O segundo grande teste se refere à inflação, que roda em seu patamar mais alto em 40 anos. Ou seja, os formuladores de política econômica de hoje podem ter lido em livros sobre um processo inflacionário dessa natureza, mas estavam na faculdade ou no início de suas carreiras quando, de fato, vivíamos uma escalada generalizada dos preços.
Não sabemos o resultado dos dois processos. Ninguém sabe.
Não saber, porém, não significa não agir. Voltando a Taleb, X não é F(x). Podemos não saber muito bem os desdobramentos da realidade. O mundo é meio ininteligível mesmo, e o futuro permanecerá opaco, impenetrável, parte do incognoscível. Mas também podemos entender como a realidade impacta nosso portfólio, o que é muitas vezes mais fácil.
Talvez tenhamos nos esquecido de que até a pior democracia é melhor do que uma autocracia. E conflitos bélicos são destruidores para as respectivas economias, de tal modo que viver longe de áreas com questões militares graves pode demandar menor prêmio de risco.
O Brasil é uma democracia consolidada e grande, dentro de uma América Latina que havia sido alijada dos grandes fluxos internacionais. Vamos mesmo comprar Rússia? China? Índia? Será que não temos vantagens mais evidentes agora frente a outros emergentes?

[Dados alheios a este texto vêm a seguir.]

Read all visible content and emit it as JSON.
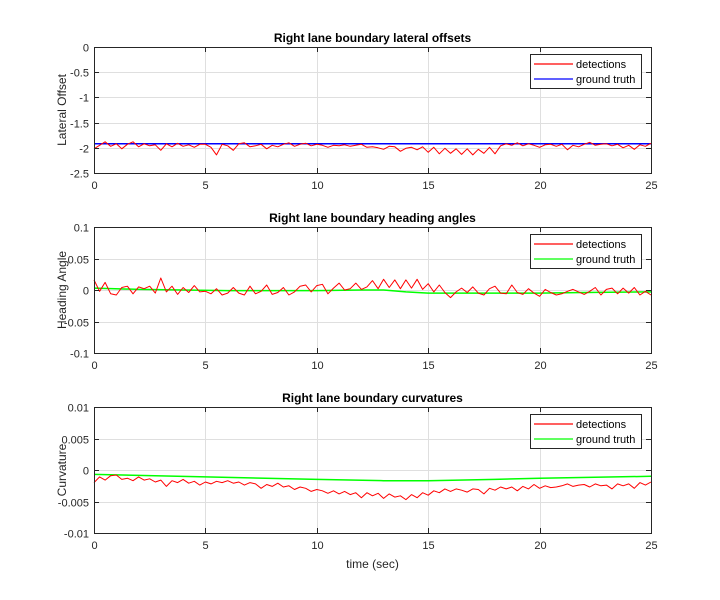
{
  "chart_data": [
    {
      "type": "line",
      "title": "Right lane boundary lateral offsets",
      "xlabel": "",
      "ylabel": "Lateral Offset",
      "xlim": [
        0,
        25
      ],
      "ylim": [
        -2.5,
        0
      ],
      "xticks": [
        0,
        5,
        10,
        15,
        20,
        25
      ],
      "xtick_labels": [
        "0",
        "5",
        "10",
        "15",
        "20",
        "25"
      ],
      "yticks": [
        0,
        -0.5,
        -1,
        -1.5,
        -2,
        -2.5
      ],
      "ytick_labels": [
        "0",
        "-0.5",
        "-1",
        "-1.5",
        "-2",
        "-2.5"
      ],
      "grid": true,
      "legend": {
        "placement": "top-right",
        "entries": [
          "detections",
          "ground truth"
        ]
      },
      "x_step": 0.25,
      "series": [
        {
          "name": "detections",
          "color": "#ff0000",
          "values": [
            -2.02,
            -1.95,
            -1.88,
            -1.97,
            -1.92,
            -2.02,
            -1.93,
            -1.88,
            -1.98,
            -1.92,
            -1.96,
            -1.94,
            -2.05,
            -1.92,
            -1.98,
            -1.91,
            -1.97,
            -1.94,
            -1.99,
            -1.93,
            -1.93,
            -1.99,
            -2.14,
            -1.93,
            -1.96,
            -2.05,
            -1.92,
            -1.9,
            -1.98,
            -1.96,
            -1.93,
            -2.02,
            -1.95,
            -1.98,
            -1.93,
            -1.9,
            -1.97,
            -1.93,
            -1.91,
            -1.96,
            -1.93,
            -1.95,
            -1.99,
            -1.95,
            -1.96,
            -1.94,
            -1.97,
            -1.95,
            -1.93,
            -1.99,
            -1.98,
            -2.0,
            -2.03,
            -1.97,
            -1.98,
            -2.07,
            -2.01,
            -1.99,
            -2.04,
            -1.98,
            -2.09,
            -1.99,
            -2.12,
            -2.01,
            -2.11,
            -2.02,
            -2.13,
            -2.02,
            -2.14,
            -2.03,
            -2.11,
            -1.99,
            -2.12,
            -1.96,
            -1.92,
            -1.95,
            -1.9,
            -1.96,
            -1.92,
            -1.95,
            -1.99,
            -1.94,
            -1.93,
            -1.97,
            -1.93,
            -2.04,
            -1.95,
            -1.98,
            -1.93,
            -1.89,
            -1.95,
            -1.93,
            -1.92,
            -1.96,
            -1.93,
            -2.0,
            -1.95,
            -2.03,
            -1.94,
            -1.97,
            -1.91
          ]
        },
        {
          "name": "ground truth",
          "color": "#0000ff",
          "x": [
            0,
            25
          ],
          "values": [
            -1.92,
            -1.92
          ]
        }
      ]
    },
    {
      "type": "line",
      "title": "Right lane boundary heading angles",
      "xlabel": "",
      "ylabel": "Heading Angle",
      "xlim": [
        0,
        25
      ],
      "ylim": [
        -0.1,
        0.1
      ],
      "xticks": [
        0,
        5,
        10,
        15,
        20,
        25
      ],
      "xtick_labels": [
        "0",
        "5",
        "10",
        "15",
        "20",
        "25"
      ],
      "yticks": [
        0.1,
        0.05,
        0,
        -0.05,
        -0.1
      ],
      "ytick_labels": [
        "0.1",
        "0.05",
        "0",
        "-0.05",
        "-0.1"
      ],
      "grid": true,
      "legend": {
        "placement": "top-right",
        "entries": [
          "detections",
          "ground truth"
        ]
      },
      "x_step": 0.25,
      "series": [
        {
          "name": "detections",
          "color": "#ff0000",
          "values": [
            0.016,
            -0.002,
            0.012,
            -0.006,
            -0.008,
            0.004,
            0.006,
            -0.006,
            0.005,
            0.002,
            0.006,
            -0.005,
            0.019,
            -0.003,
            0.006,
            -0.007,
            0.004,
            -0.004,
            0.007,
            -0.003,
            -0.002,
            -0.006,
            0.002,
            -0.008,
            -0.005,
            0.004,
            -0.005,
            -0.008,
            0.006,
            -0.006,
            -0.002,
            0.008,
            -0.007,
            -0.004,
            0.004,
            -0.008,
            -0.003,
            0.006,
            0.008,
            -0.003,
            0.007,
            0.009,
            -0.006,
            0.003,
            0.011,
            0.0,
            0.002,
            0.011,
            0.001,
            0.005,
            0.015,
            0.002,
            0.017,
            0.004,
            0.016,
            0.002,
            0.016,
            0.003,
            0.017,
            0.001,
            0.01,
            -0.003,
            0.008,
            -0.004,
            -0.012,
            -0.003,
            0.003,
            -0.004,
            0.005,
            -0.005,
            -0.008,
            0.002,
            0.006,
            -0.005,
            -0.006,
            0.008,
            -0.004,
            -0.007,
            0.002,
            -0.005,
            -0.01,
            0.001,
            -0.004,
            -0.008,
            -0.006,
            -0.002,
            0.001,
            -0.003,
            -0.007,
            -0.002,
            0.004,
            -0.008,
            0.001,
            0.003,
            -0.006,
            0.003,
            -0.005,
            0.004,
            -0.008,
            -0.002,
            -0.008
          ]
        },
        {
          "name": "ground truth",
          "color": "#00ff00",
          "x": [
            0,
            2,
            4,
            6,
            8,
            10,
            12,
            13,
            14,
            15,
            17,
            20,
            22,
            25
          ],
          "values": [
            0.003,
            0.001,
            0.0,
            -0.001,
            -0.001,
            -0.001,
            0.0,
            0.0,
            -0.003,
            -0.005,
            -0.005,
            -0.005,
            -0.004,
            -0.003
          ]
        }
      ]
    },
    {
      "type": "line",
      "title": "Right lane boundary curvatures",
      "xlabel": "time (sec)",
      "ylabel": "Curvature",
      "xlim": [
        0,
        25
      ],
      "ylim": [
        -0.01,
        0.01
      ],
      "xticks": [
        0,
        5,
        10,
        15,
        20,
        25
      ],
      "xtick_labels": [
        "0",
        "5",
        "10",
        "15",
        "20",
        "25"
      ],
      "yticks": [
        0.01,
        0.005,
        0,
        -0.005,
        -0.01
      ],
      "ytick_labels": [
        "0.01",
        "0.005",
        "0",
        "-0.005",
        "-0.01"
      ],
      "grid": true,
      "legend": {
        "placement": "top-right",
        "entries": [
          "detections",
          "ground truth"
        ]
      },
      "x_step": 0.25,
      "series": [
        {
          "name": "detections",
          "color": "#ff0000",
          "values": [
            -0.002,
            -0.0011,
            -0.0016,
            -0.0009,
            -0.0008,
            -0.0015,
            -0.0013,
            -0.0017,
            -0.0011,
            -0.0016,
            -0.0014,
            -0.0019,
            -0.0016,
            -0.0026,
            -0.0017,
            -0.002,
            -0.0015,
            -0.0021,
            -0.0018,
            -0.0024,
            -0.0019,
            -0.0022,
            -0.0018,
            -0.002,
            -0.0017,
            -0.0021,
            -0.0019,
            -0.0024,
            -0.002,
            -0.0022,
            -0.0029,
            -0.0023,
            -0.0026,
            -0.0021,
            -0.0027,
            -0.0025,
            -0.0031,
            -0.0027,
            -0.0029,
            -0.0034,
            -0.0031,
            -0.0033,
            -0.0037,
            -0.0033,
            -0.0038,
            -0.0034,
            -0.0039,
            -0.0036,
            -0.0044,
            -0.0036,
            -0.0041,
            -0.0037,
            -0.0045,
            -0.0038,
            -0.0043,
            -0.0041,
            -0.0047,
            -0.0039,
            -0.0044,
            -0.0036,
            -0.004,
            -0.0033,
            -0.0036,
            -0.003,
            -0.0034,
            -0.003,
            -0.0032,
            -0.0035,
            -0.003,
            -0.0031,
            -0.0038,
            -0.0029,
            -0.0032,
            -0.0027,
            -0.003,
            -0.0027,
            -0.0033,
            -0.0026,
            -0.003,
            -0.0023,
            -0.0029,
            -0.0025,
            -0.0028,
            -0.0027,
            -0.0025,
            -0.0022,
            -0.0026,
            -0.0024,
            -0.0023,
            -0.0027,
            -0.0022,
            -0.0025,
            -0.0024,
            -0.003,
            -0.0022,
            -0.0025,
            -0.0022,
            -0.0029,
            -0.002,
            -0.0024,
            -0.0019
          ]
        },
        {
          "name": "ground truth",
          "color": "#00ff00",
          "x": [
            0,
            5,
            10,
            13,
            15,
            18,
            20,
            25
          ],
          "values": [
            -0.0007,
            -0.0011,
            -0.0015,
            -0.0017,
            -0.0017,
            -0.0015,
            -0.0013,
            -0.001
          ]
        }
      ]
    }
  ]
}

Ao mesmo tempo, se vamos acelerar a transição energética e reduzir a dependência do gás e do petróleo russos, num mundo em que fissuras na globalização ficam mais claras e evidenciam-se temores de segurança alimentar, não faria sentido valorizar nosso amplo parque hídrico, nossa capacidade eólica e solar, nosso etanol de segunda geração, até nosso biodiesel, nosso potencial de mercado de carbono, nosso minério de ferro, nossa soja e nossa celulose?
Quanto à inflação, também temos certas vantagens comparativas. A geração que domou a inflação no Brasil ainda está por aí. Nosso histórico hiperinflacionário ainda está em nossa memória — tirando, claro, a geração que chegou à B3 durante a pandemia seguindo seu influenciador digital favorito, alimentada pela ração do giro louco, tão lucrativo no bull market, tão destruidor de valor no resto do tempo. A verdade é filha do tempo.
Ademais, enquanto o mundo agora começa um aperto monetário para controlar a alta dos preços, nós estamos muito mais avançados no processo. O Brasil já tem um dos maiores juros reais do mundo, terminando o ajuste na Selic, agora em mero afinamento estético.
Você pode comprar tudo isso por menos de 7 vezes lucros, enquanto as Bolsas de países desenvolvidos ainda negociam acima de sua média histórica.
Gostamos de uma posição comprada em Bolsa brasileira, protegida com um short (menor) na Bolsa norte-americana.
Os desafios que a nova ordem mundial nos coloca são enormes. A notícia boa é que representam também uma grande oportunidade para o Brasil. Só depende da gente. A notícia ruim é que Macunaíma é um herói duplamente preguiçoso. Até a preguiça tem seu preço.